On Thu, Apr 26, 2012 at 06:24:23PM -0300, Glauber Costa wrote:
> @@ -4836,6 +4851,18 @@ static void free_work(struct work_struct *work)
>  	int size = sizeof(struct mem_cgroup);
>  
>  	memcg = container_of(work, struct mem_cgroup, work_freeing);
> +	/*
> +	 * We need to make sure that (at least for now), the jump label
> +	 * destruction code runs outside of the cgroup lock. It is in theory
> +	 * possible to call the cgroup destruction function outside of that
> +	 * lock, but it is not yet done. rate limiting plus the deferred
> +	 * interface for static_branch destruction guarantees that it will
> +	 * run through schedule_work(), therefore, not holding any cgroup
> +	 * related lock (this is, of course, until someone decides to write
> +	 * a schedule_work cgroup :p )
> +	 */

Isn't the above a bit too verbose?  Wouldn't just stating the locking
dependency be enough?

> +	disarm_static_keys(memcg);
>  	if (size < PAGE_SIZE)
>  		kfree(memcg);
>  	else
> diff --git a/net/ipv4/tcp_memcontrol.c b/net/ipv4/tcp_memcontrol.c
> index 1517037..7790008 100644
> --- a/net/ipv4/tcp_memcontrol.c
> +++ b/net/ipv4/tcp_memcontrol.c
> @@ -54,6 +54,8 @@ int tcp_init_cgroup(struct mem_cgroup *memcg, struct cgroup_subsys *ss)
>  	cg_proto->sysctl_mem = tcp->tcp_prot_mem;
>  	cg_proto->memory_allocated = &tcp->tcp_memory_allocated;
>  	cg_proto->sockets_allocated = &tcp->tcp_sockets_allocated;
> +	cg_proto->active = false;
> +	cg_proto->activated = false;

Isn't the memory zallocd?  I find 0 / NULL / false inits unnecessary
and even misleading (can the memory be non-zero here?).  Another side
effect is that it tends to get out of sync as more fields are added.

> +/*
> + * This is to prevent two writes arriving at the same time
> + * at kmem.tcp.limit_in_bytes.
> + *
> + * There is a race at the first time we write to this file:
> + *
> + * - cg_proto->activated == false for all writers.
> + * - They all do a static_key_slow_inc().
> + * - When we are finally read to decrement the static_keys,
                            ^
                            ready

> + *   we'll do it only once per activated cgroup.

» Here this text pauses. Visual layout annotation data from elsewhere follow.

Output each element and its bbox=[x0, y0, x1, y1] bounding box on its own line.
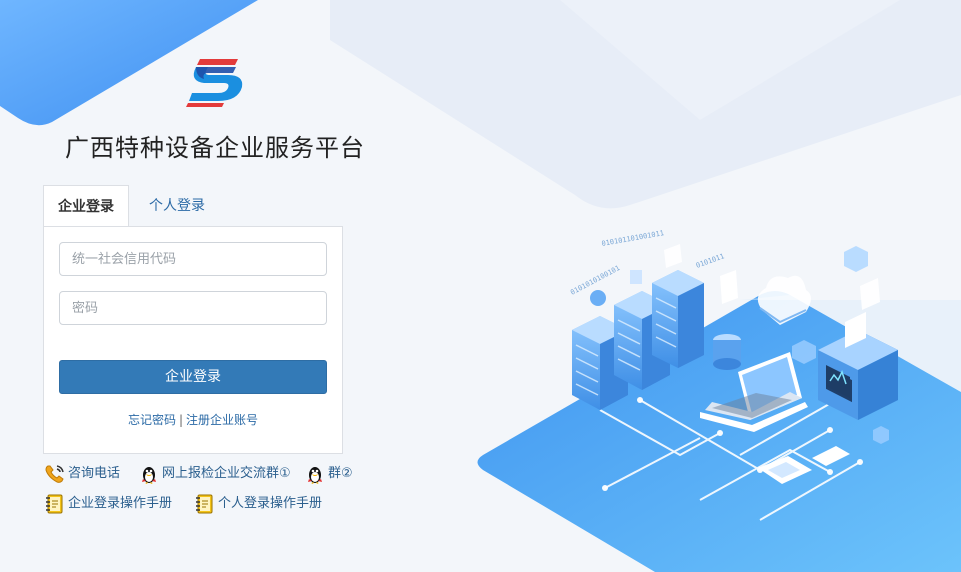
qq-penguin-icon bbox=[308, 467, 322, 484]
personal-manual-label: 个人登录操作手册 bbox=[218, 496, 323, 511]
notebook-icon bbox=[196, 494, 213, 514]
s-logo-icon bbox=[186, 59, 243, 107]
tab-enterprise-login[interactable]: 企业登录 bbox=[43, 185, 129, 228]
forgot-password-link[interactable]: 忘记密码 bbox=[128, 413, 176, 427]
enterprise-manual-label: 企业登录操作手册 bbox=[68, 496, 173, 511]
notebook-icon bbox=[46, 494, 63, 514]
qq-group1-label: 网上报检企业交流群① bbox=[162, 466, 291, 481]
credit-code-input[interactable] bbox=[59, 242, 327, 276]
tab-personal-login[interactable]: 个人登录 bbox=[135, 185, 219, 227]
enterprise-login-button[interactable]: 企业登录 bbox=[59, 360, 327, 394]
qq-group2-label: 群② bbox=[328, 466, 353, 481]
register-link[interactable]: 注册企业账号 bbox=[186, 413, 258, 427]
account-links: 忘记密码 | 注册企业账号 bbox=[44, 411, 342, 428]
phone-icon bbox=[45, 465, 64, 483]
qq-penguin-icon bbox=[142, 467, 156, 484]
login-panel: 企业登录 忘记密码|注册企业账号 bbox=[43, 226, 343, 454]
consult-phone-label: 咨询电话 bbox=[68, 466, 121, 481]
page-title: 广西特种设备企业服务平台 bbox=[65, 134, 365, 162]
link-separator: | bbox=[178, 413, 184, 427]
password-input[interactable] bbox=[59, 291, 327, 325]
svg-text:0101011: 0101011 bbox=[695, 252, 725, 270]
svg-text:010101101001011: 010101101001011 bbox=[601, 229, 665, 248]
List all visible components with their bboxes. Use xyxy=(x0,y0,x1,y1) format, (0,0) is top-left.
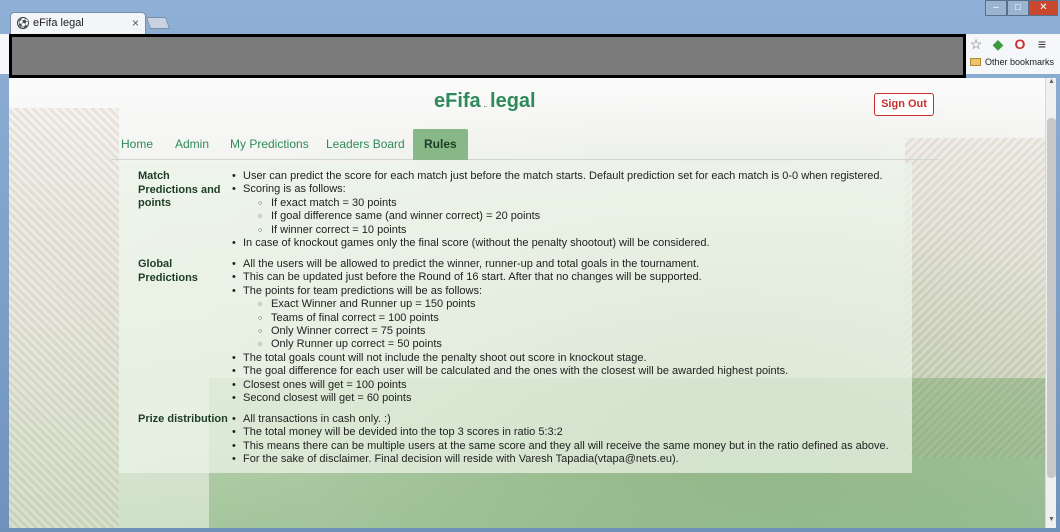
rule-item: Closest ones will get = 100 points xyxy=(232,379,788,393)
rule-item: For the sake of disclaimer. Final decisi… xyxy=(232,453,889,467)
tab-title: eFifa legal xyxy=(33,17,84,29)
rule-sub-item: If exact match = 30 points xyxy=(243,197,883,211)
rule-item: User can predict the score for each matc… xyxy=(232,170,883,184)
rule-item: This means there can be multiple users a… xyxy=(232,440,889,454)
main-nav: Home Admin My Predictions Leaders Board … xyxy=(111,129,939,160)
rule-item: In case of knockout games only the final… xyxy=(232,237,883,251)
star-icon[interactable]: ☆ xyxy=(968,36,984,52)
rule-item: This can be updated just before the Roun… xyxy=(232,271,788,285)
scroll-up-arrow-icon[interactable]: ▲ xyxy=(1046,78,1057,90)
rule-item: Second closest will get = 60 points xyxy=(232,392,788,406)
brand-tail: legal xyxy=(490,90,536,112)
menu-icon[interactable]: ≡ xyxy=(1034,36,1050,52)
vertical-scrollbar[interactable]: ▲ ▼ xyxy=(1045,78,1056,528)
close-tab-icon[interactable]: × xyxy=(132,16,139,30)
background-crowd xyxy=(9,108,119,528)
new-tab-button[interactable] xyxy=(145,17,171,29)
close-window-button[interactable]: ✕ xyxy=(1029,0,1058,16)
rule-sub-item: Only Winner correct = 75 points xyxy=(243,325,788,339)
folder-icon xyxy=(970,58,981,66)
other-bookmarks-label: Other bookmarks xyxy=(985,57,1055,67)
site-logo[interactable]: eFifa.. legal xyxy=(434,90,536,113)
section-title: Global Predictions xyxy=(138,258,198,284)
rules-list: All the users will be allowed to predict… xyxy=(232,258,788,406)
rules-list: All transactions in cash only. :)The tot… xyxy=(232,413,889,467)
rule-sub-item: If winner correct = 10 points xyxy=(243,224,883,238)
browser-tab[interactable]: ⚽ eFifa legal × xyxy=(10,12,146,34)
rule-sub-item: Exact Winner and Runner up = 150 points xyxy=(243,298,788,312)
rule-item: Scoring is as follows: xyxy=(232,183,883,197)
address-bar-redacted[interactable] xyxy=(9,34,966,78)
soccer-ball-icon: ⚽ xyxy=(17,17,30,29)
rules-list: User can predict the score for each matc… xyxy=(232,170,883,251)
rule-item: The total money will be devided into the… xyxy=(232,426,889,440)
rule-item: All the users will be allowed to predict… xyxy=(232,258,788,272)
nav-my-predictions[interactable]: My Predictions xyxy=(230,129,309,160)
sign-out-button[interactable]: Sign Out xyxy=(874,93,934,116)
rule-item: All transactions in cash only. :) xyxy=(232,413,889,427)
nav-admin[interactable]: Admin xyxy=(175,129,209,160)
title-bar: ⚽ eFifa legal × – □ ✕ xyxy=(0,0,1060,34)
rule-item: The points for team predictions will be … xyxy=(232,285,788,299)
rule-item: The total goals count will not include t… xyxy=(232,352,788,366)
section-title: Match Predictions and points xyxy=(138,170,221,209)
rule-sub-item: If goal difference same (and winner corr… xyxy=(243,210,883,224)
section-title: Prize distribution xyxy=(138,413,228,425)
scroll-thumb[interactable] xyxy=(1047,118,1056,478)
scroll-down-arrow-icon[interactable]: ▼ xyxy=(1046,516,1057,528)
rule-item: The goal difference for each user will b… xyxy=(232,365,788,379)
rule-sub-item: Teams of final correct = 100 points xyxy=(243,312,788,326)
page-viewport: eFifa.. legal Sign Out Home Admin My Pred… xyxy=(9,78,1045,528)
brand-sub: .. xyxy=(483,103,488,109)
nav-home[interactable]: Home xyxy=(121,129,153,160)
nav-leaders-board[interactable]: Leaders Board xyxy=(326,129,405,160)
toolbar-icons: ☆ ◆ O ≡ xyxy=(968,36,1056,54)
rule-sub-item: Only Runner up correct = 50 points xyxy=(243,338,788,352)
bookmarks-bar[interactable]: Other bookmarks xyxy=(966,56,1060,72)
browser-window: ⚽ eFifa legal × – □ ✕ ☆ ◆ O ≡ Other book… xyxy=(0,0,1060,532)
brand-main: eFifa xyxy=(434,90,481,112)
nav-rules[interactable]: Rules xyxy=(413,129,468,160)
opera-icon[interactable]: O xyxy=(1012,36,1028,52)
extension-icon[interactable]: ◆ xyxy=(990,36,1006,52)
minimize-button[interactable]: – xyxy=(985,0,1007,16)
maximize-button[interactable]: □ xyxy=(1007,0,1029,16)
rules-panel: Match Predictions and points User can pr… xyxy=(119,163,912,473)
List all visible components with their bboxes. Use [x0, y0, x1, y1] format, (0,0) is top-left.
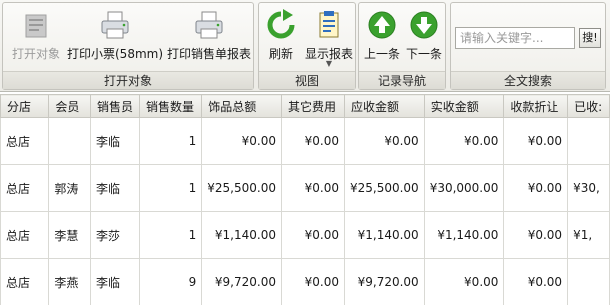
cell-member: 李慧 — [48, 211, 91, 259]
cell-salesperson: 李临 — [89, 164, 140, 212]
next-record-label: 下一条 — [405, 47, 442, 61]
cell-quantity: 1 — [138, 211, 203, 259]
cell-amount-due: ¥25,500.00 — [343, 164, 425, 212]
cell-jewelry-total: ¥25,500.00 — [201, 164, 282, 212]
cell-amount-received: ¥30,000.00 — [423, 164, 505, 212]
next-record-button[interactable]: 下一条 — [403, 7, 445, 67]
cell-quantity: 9 — [138, 258, 203, 305]
column-header-branch[interactable]: 分店 — [0, 94, 50, 118]
cell-other-fees: ¥0.00 — [280, 211, 345, 259]
cell-branch: 总店 — [0, 164, 50, 212]
open-object-icon — [25, 14, 47, 38]
table-row[interactable]: 总店 李慧 李莎 1 ¥1,140.00 ¥0.00 ¥1,140.00 ¥1,… — [0, 211, 610, 259]
column-header-quantity[interactable]: 销售数量 — [138, 94, 203, 118]
arrow-down-icon — [410, 11, 438, 39]
cell-amount-due: ¥1,140.00 — [343, 211, 425, 259]
print-sales-report-label: 打印销售单报表 — [166, 47, 251, 61]
cell-amount-due: ¥0.00 — [343, 117, 425, 165]
cell-salesperson: 李莎 — [89, 211, 140, 259]
group-record-navigation: 上一条 下一条 记录导航 — [358, 2, 446, 90]
search-button[interactable]: 搜! — [579, 28, 601, 48]
column-header-salesperson[interactable]: 销售员 — [89, 94, 140, 118]
open-object-button[interactable]: 打开对象 — [7, 7, 65, 67]
cell-jewelry-total: ¥0.00 — [201, 117, 282, 165]
group-label-fulltext-search: 全文搜索 — [451, 71, 605, 89]
cell-salesperson: 李临 — [89, 258, 140, 305]
cell-amount-due: ¥9,720.00 — [343, 258, 425, 305]
refresh-icon — [267, 9, 295, 39]
column-header-member[interactable]: 会员 — [48, 94, 91, 118]
cell-branch: 总店 — [0, 211, 50, 259]
refresh-button[interactable]: 刷新 — [261, 7, 301, 67]
cell-collected: ¥30, — [567, 164, 610, 212]
print-sales-report-button[interactable]: 打印销售单报表 — [165, 7, 253, 67]
previous-record-label: 上一条 — [363, 47, 400, 61]
cell-quantity: 1 — [138, 117, 203, 165]
group-label-open-object: 打开对象 — [3, 71, 253, 89]
cell-discount: ¥0.00 — [503, 211, 569, 259]
cell-other-fees: ¥0.00 — [280, 258, 345, 305]
group-view: 刷新 显示报表 ▼ 视图 — [258, 2, 356, 90]
column-header-discount[interactable]: 收款折让 — [503, 94, 569, 118]
table-header-row: 分店 会员 销售员 销售数量 饰品总额 其它费用 应收金额 实收金额 收款折让 … — [0, 94, 610, 118]
sales-grid: 分店 会员 销售员 销售数量 饰品总额 其它费用 应收金额 实收金额 收款折让 … — [0, 94, 610, 305]
column-header-amount-received[interactable]: 实收金额 — [423, 94, 505, 118]
cell-member: 郭涛 — [48, 164, 91, 212]
print-receipt-button[interactable]: 打印小票(58mm) — [67, 7, 163, 67]
cell-collected — [567, 258, 610, 305]
printer-icon — [195, 11, 223, 39]
cell-collected — [567, 117, 610, 165]
cell-jewelry-total: ¥1,140.00 — [201, 211, 282, 259]
open-object-label: 打开对象 — [11, 47, 60, 61]
group-open-object: 打开对象 打印小票(58mm) 打印销售单报表 打开对象 — [2, 2, 254, 90]
cell-amount-received: ¥0.00 — [423, 258, 505, 305]
previous-record-button[interactable]: 上一条 — [361, 7, 403, 67]
group-label-record-navigation: 记录导航 — [359, 71, 445, 89]
print-receipt-label: 打印小票(58mm) — [67, 47, 164, 61]
column-header-other-fees[interactable]: 其它费用 — [280, 94, 345, 118]
cell-discount: ¥0.00 — [503, 117, 569, 165]
report-icon — [319, 11, 339, 38]
table-row[interactable]: 总店 李临 1 ¥0.00 ¥0.00 ¥0.00 ¥0.00 ¥0.00 — [0, 117, 610, 165]
column-header-jewelry-total[interactable]: 饰品总额 — [201, 94, 282, 118]
ribbon-toolbar: 打开对象 打印小票(58mm) 打印销售单报表 打开对象 刷新 显示报表 ▼ 视… — [0, 0, 610, 92]
show-report-button[interactable]: 显示报表 ▼ — [303, 7, 355, 68]
cell-other-fees: ¥0.00 — [280, 164, 345, 212]
printer-icon — [101, 11, 129, 39]
refresh-label: 刷新 — [268, 47, 293, 61]
cell-member — [48, 117, 91, 165]
cell-jewelry-total: ¥9,720.00 — [201, 258, 282, 305]
column-header-amount-due[interactable]: 应收金额 — [343, 94, 425, 118]
cell-collected: ¥1, — [567, 211, 610, 259]
table-row[interactable]: 总店 郭涛 李临 1 ¥25,500.00 ¥0.00 ¥25,500.00 ¥… — [0, 164, 610, 212]
cell-member: 李燕 — [48, 258, 91, 305]
cell-salesperson: 李临 — [89, 117, 140, 165]
search-input[interactable] — [455, 27, 575, 49]
cell-quantity: 1 — [138, 164, 203, 212]
sales-table: 分店 会员 销售员 销售数量 饰品总额 其它费用 应收金额 实收金额 收款折让 … — [0, 94, 610, 305]
cell-discount: ¥0.00 — [503, 258, 569, 305]
chevron-down-icon: ▼ — [325, 59, 333, 68]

So we won't
> + *   be able to disable it.
> + *
> + *   Also, after the first caller increments the static_branch
> + *   counter, all others will return right away. That does not mean,
> + *   however, that the update is finished.
> + *
> + *   Without this mutex, it would then be possible for a second writer
> + *   to get to the update site, return 

I kinda don't follow the above sentence.

> + *   When a user updates limit of 2 cgroups at once, following happens.
> + *
> + *   	CPU A				CPU B
> + *
> + *	if (cg_proto->activated)	if (cg->proto_activated)
> + *		static_key_inc()		static_key_inc()
> + * 		=> set counter 0->1		=> set counter 1->2,
> + * 						return immediately.
> + * 		=> hold mutex			=> cg_proto->activated = true. 
> + * 		=> overwrite jmps.

Isn't this something which should be solved from static_keys API?  Why
is this being worked around from memcg?  Also, I again hope that the
explanation is slightly more concise.

Thanks.

-- 
tejun